The "c-apply" command could convert the hex value to a pointer and cast that to appropriate type (Tcl_ObjCommand). Now, there is automatic cleanup of this anonymous command from the Tcl level. The C command doesn't ever disappear, but is that even possible in C? The key point is that it doesn't rely on a command name (or other name, such as a hashtable key) which would need to be cleaned up. It is, of course, also an utterly disgusting hack which is fragile, dangerous and non-portable. Which is why I prefer to not consider C-coded anonymous commands at all.

RHS 24August2004 The use of the apply command means that the command needs to be re-bytecompiled every time its used in a -command respect, doesn't it? For example:
 lsort $aHugeList -command [lambda {a b} { .... }]

In the above context, does it mean the lambda would have to be bytecompiled each time it was called from the lsort command? Hm, perhaps not. Since the apply command takes, as its first arguement, all the information needed to construct the unnamed command object, that Tcl_Obj would be converted to some type of UnnameCommand Obj, bytecompiled, and then never change its internal rep. Does that sound right?

NEM Yes, that is correct. In the reference implementation for 194 (which Miguel did), what actually happens is that a normal (named) proc is created (with a unique name), and then its entry is removed from command table. This Proc structure (with associated bytecode after first call) is associated with the internal rep of the first argument to apply.

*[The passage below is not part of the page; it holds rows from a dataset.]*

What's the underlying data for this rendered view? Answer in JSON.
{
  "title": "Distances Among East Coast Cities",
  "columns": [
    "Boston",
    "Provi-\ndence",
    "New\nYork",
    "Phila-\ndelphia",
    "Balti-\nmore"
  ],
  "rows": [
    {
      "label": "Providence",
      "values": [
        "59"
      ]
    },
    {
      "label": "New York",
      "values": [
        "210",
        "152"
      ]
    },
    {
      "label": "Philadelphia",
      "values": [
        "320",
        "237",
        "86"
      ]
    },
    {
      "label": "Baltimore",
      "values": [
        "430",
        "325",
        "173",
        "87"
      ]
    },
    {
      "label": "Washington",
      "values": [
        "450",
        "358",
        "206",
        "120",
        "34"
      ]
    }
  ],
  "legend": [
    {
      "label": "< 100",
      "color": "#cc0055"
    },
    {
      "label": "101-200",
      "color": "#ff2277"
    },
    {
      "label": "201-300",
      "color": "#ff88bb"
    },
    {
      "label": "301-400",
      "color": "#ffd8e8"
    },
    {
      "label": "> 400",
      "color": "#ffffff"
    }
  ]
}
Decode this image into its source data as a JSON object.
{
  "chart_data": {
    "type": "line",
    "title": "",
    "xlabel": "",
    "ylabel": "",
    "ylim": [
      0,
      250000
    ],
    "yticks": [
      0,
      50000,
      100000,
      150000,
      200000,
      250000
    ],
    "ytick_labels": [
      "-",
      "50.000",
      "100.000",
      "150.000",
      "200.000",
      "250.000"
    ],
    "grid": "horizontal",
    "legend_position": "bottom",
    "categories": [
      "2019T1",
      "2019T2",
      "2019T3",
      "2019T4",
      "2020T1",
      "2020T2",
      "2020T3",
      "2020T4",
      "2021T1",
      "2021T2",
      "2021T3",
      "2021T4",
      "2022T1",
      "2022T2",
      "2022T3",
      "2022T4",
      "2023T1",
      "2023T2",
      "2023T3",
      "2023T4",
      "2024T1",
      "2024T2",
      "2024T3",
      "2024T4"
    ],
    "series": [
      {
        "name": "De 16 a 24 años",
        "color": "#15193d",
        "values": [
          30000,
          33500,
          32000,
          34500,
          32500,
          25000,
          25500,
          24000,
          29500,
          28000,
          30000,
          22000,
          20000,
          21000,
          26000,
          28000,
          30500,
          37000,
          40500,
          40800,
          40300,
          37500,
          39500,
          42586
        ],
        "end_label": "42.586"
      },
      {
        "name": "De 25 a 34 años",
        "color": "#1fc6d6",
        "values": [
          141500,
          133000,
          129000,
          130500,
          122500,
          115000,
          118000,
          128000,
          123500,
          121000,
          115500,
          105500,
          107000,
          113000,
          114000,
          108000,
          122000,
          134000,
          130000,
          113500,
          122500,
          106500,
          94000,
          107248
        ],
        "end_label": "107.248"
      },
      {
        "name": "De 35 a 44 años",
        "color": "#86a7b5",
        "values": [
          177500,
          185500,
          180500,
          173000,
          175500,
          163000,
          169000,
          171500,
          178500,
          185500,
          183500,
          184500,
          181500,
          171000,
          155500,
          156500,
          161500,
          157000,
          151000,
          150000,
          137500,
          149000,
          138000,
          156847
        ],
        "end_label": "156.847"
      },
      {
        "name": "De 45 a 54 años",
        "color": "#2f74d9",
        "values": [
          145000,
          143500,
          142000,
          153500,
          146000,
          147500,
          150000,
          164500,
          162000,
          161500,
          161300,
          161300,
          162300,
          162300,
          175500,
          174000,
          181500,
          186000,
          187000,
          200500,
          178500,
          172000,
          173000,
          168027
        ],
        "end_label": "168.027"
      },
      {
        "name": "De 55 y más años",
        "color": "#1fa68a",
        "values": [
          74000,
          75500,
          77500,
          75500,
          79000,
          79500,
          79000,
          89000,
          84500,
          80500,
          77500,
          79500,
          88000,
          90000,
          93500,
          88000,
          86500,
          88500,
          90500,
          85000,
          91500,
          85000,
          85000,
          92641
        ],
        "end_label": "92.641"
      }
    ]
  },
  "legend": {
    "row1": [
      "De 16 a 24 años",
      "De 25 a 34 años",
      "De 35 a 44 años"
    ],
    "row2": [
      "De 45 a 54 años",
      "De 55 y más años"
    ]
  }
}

To illustrate:
 set foo [lambda {a b} {expr {$a + $b}}] ;# Assuming a [lambda] constructor
 {*}$foo 1 2 ;# Gives 3

Now, the rep of $foo is a list of two elements:
                Tcl_Obj ($foo as a whole)
                   |
      +------------+----------+
      |                       |
   Tcl_Obj                 Tcl_Obj (the lambda)
 { ::apply               {{a b} {expr {$a + $b}}}   }
      ^                       ^
      |                       |
  element 1                element 2

Element 1 has an internal rep of cmdName (or something like that) which caches the lookup of the ::apply command. Element 2 is a two element list, but instead of a list internal rep, it has a lambda internal rep, which caches the generated byte code.

So long as neither the containing list or the second element are mutated then the bytecode will stick around. I believe that lsort -command is Tcl_Obj safe, so you should be ok in this example. Other things like widget bindings which are string based (and do substitutions) are less good, and would probably result in excessive recompilation. It should be noted that this is a problem of any of the schemes proposed (rather, it's a problem of the string-based widget binding stuff, IMO, but we're stuck with it) and isn't unique to TIP 194. One possible problem related to TIP 194 was auto-expansion and trying to convert the list to a cmdName during lookup, which could destroy the internal rep and cached byte-code (if auto-expansion takes place after normal command lookup). I did have a brief look to see if this was a real problem, but I can't remember what I decided. :( I don't think it's an insurmountable problem, but worth bearing in mind. TIP 194 doesn't propose auto-expansion, and this implementation issue can be left until such a TIP were to be proposed.

DGP As you look at this, be aware that the Command struct has a public counterpart Tcl_Command that is passed through various parts of the C API.

CMcC This page came from discussions with DGP about struct Command - its ability to store state, its importance in tcl, and the differences between it and struct Proc.

It also arose from consideration of scope, and the observation that the Command structure appears exclusively in static scope, whereas the Var structure appears in either. This disparity has direct bearing on the lambda problem, and consideration of the differences between Tcl_Obj (the values of variable names) and Command (the values of command names) might shed some light on the nature of the problem.

Looking closer at it, perhaps the appropriate comparison is between Var and Command, and Tcl_Obj and Proc, respectively.

On the scope page, CMcC, 2004-10-15, stated that upon reflection, this page is misgiven.